Yesterday saw the discovery of an extremely massive, extremely bright star in a neighboring galaxy. Today NASA says Hubble has discovered a fast-moving star that's much closer – but getting further away at a very rapid rate. The hypervelocity star being expelled from the center of the Milky Way is traveling away from our galaxy at 1.6 million miles per hour, three times faster than our own sun's orbital velocity in the Milky Way.
How did it get moving so fast? The explanation likely includes a stellar ménage a trois gone horribly wrong some 100 million years ago. A three-star system likely wandered too close to the center of the galaxy and lost one of its members to the black hole that resides there. The momentum of the captured star – and keep in mind, near the center of the galaxy things are really moving – was transferred to the remaining two, bumping them up to warp speed and throwing them violently outward from the center. As they jetted away at high speed, the larger of the two absorbed the other, creating the large, very speedy blue straggler we see today.
Initially there was some uncertainty over the star's origins; its distance from the center of the Milky Way (it's now cruising some 200,000 light years out) suggests it must be 100 million years old. But its mass, nine times that of the sun, and the fact that it's a blue star indicates that it should have only lived 20 million years.
Hubble's ability to measure the star's trajectory confirms its origins at the center of the Milky Way, which means given its color and distance it must be a blue straggler – a star spawned from the merger of two smaller stars. Following the speeding star on its travels could lend researchers some insight into how galaxies form as well as how dark matter influences bodies moving through space outside the Milky Way.
Something about reality.... Starlight, Starbright....
The Nobel laureate phycisist, Professor W. Pauli,
suggested that "acausal connections" exist in the
space-time continuum, and that these connections
appear in our reality as "meaningful coincidences"
of a psycho-physical nature, i.e., a synchronicity
principle, theorized Carl Jung, (1952).
The star Kochab is an orange giant in Ursa Minor,
(little dipper). It is probably a supernova,
(exploded star) and the light-energy of this
explosion has yet to reach earth. Kochab is
some 120 plus light-years distant. It is long
known in mythology, with references dating to
Naturally the Hubble will only spot the changes
after the fact, so, this information comes from
See Google: "numomathematics" for that source:
Soooo, is it traveling faster than the speed of light?
no, the speed of light in mph is 670,616,629. so the speed of light is 418 times faster still.

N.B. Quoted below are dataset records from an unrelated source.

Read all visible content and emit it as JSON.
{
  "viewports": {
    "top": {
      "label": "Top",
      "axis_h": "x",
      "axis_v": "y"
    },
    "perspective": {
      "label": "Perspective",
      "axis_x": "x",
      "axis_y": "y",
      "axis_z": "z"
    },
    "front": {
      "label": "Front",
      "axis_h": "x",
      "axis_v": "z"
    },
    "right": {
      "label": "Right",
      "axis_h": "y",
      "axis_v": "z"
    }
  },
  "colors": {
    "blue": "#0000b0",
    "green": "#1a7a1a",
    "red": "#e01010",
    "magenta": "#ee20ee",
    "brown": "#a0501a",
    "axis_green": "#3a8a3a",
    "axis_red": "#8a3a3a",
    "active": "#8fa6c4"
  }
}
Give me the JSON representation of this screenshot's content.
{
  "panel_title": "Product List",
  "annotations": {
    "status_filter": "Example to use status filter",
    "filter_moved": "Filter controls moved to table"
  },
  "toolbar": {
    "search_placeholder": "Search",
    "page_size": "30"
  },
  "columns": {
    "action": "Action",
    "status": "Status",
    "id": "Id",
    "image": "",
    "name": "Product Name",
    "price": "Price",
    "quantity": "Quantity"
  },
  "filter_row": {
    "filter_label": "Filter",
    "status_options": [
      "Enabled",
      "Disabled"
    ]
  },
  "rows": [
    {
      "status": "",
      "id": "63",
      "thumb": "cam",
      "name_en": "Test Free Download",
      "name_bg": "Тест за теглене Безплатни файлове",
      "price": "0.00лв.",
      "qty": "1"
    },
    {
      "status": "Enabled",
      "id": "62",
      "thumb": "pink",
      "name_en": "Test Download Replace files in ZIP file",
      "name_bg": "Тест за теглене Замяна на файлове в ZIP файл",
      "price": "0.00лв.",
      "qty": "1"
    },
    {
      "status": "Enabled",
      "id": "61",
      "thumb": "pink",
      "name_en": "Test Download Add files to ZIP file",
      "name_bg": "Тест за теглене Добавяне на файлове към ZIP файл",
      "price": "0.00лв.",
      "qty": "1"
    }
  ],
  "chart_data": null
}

No its not faster than speed of light. Light travels just under 3 million miles a second. This is 1.6 million miles per hour.
@Rooskies2006: Lol no.
@BraverThought: light travels at around 186,000 miles per second.... in most environments.
@ BraverThought.... *face palm*
Way Whoa! "The momentum of the captured star… was transferred to the remaining two"...?
I guess I am a little fuzzy on Inertia and Momentum, but I would have thought that the particles responsible for these phenomena would have disappeared down the Black Hole with the rest of energy/mass of the third star. Didn’t I read somewhere that the angular momentum of a Black Hole was the constituent momenta of the captured mass?
granted, i'm an idiot, but if it is traveling/has traveled close to the speed of light, could this explain its seeming extended life expectancy? traveling forward in time i mean.
Imagination is the key to Invention
Wouldn't it be great to catch a ride this way via a comet slingshot maneuver around our own sun? Freeze me in a flying iceball and wake me up in time to eject for a soft landing in Eden. *what? :o
My bad I was looking at something else.
and stay out!
So then that star travelled through time...
What I would like to know is whether or not the star has any planets circling it or if it is just a lone traveller.
In this scenario, would any planets even have a chance of remaining in its solar system?
The forces must be tremendous.
a hint of 5th element?
@ 1.6 million MPH, the star is travelling at about 4% c, which is not fast enough for any huge amounts of time dilation to occur. If it were traveling at c, to the star, covering light years would almost instaneous. But at a little over 4%, the star wont be noticing much.
I bet ya, I don't know for sure, but that star must have been up to no good to be running away like that.
I call dibs on the terms "Poop Power" and "Turd Torque"
have they calculated its destination or impact with other heavenly bodies? Not enough info to post
Sorry guys, that was me playing a little galactic baseball. Good news is, it's not gonna hit your windshield.
Don't you mean at c it would traveling lightyears in... years? :)
I assume the momentum transfer would be a sling shot effect of gravity as one body is ripped away by the black hole.I have been wrong before though.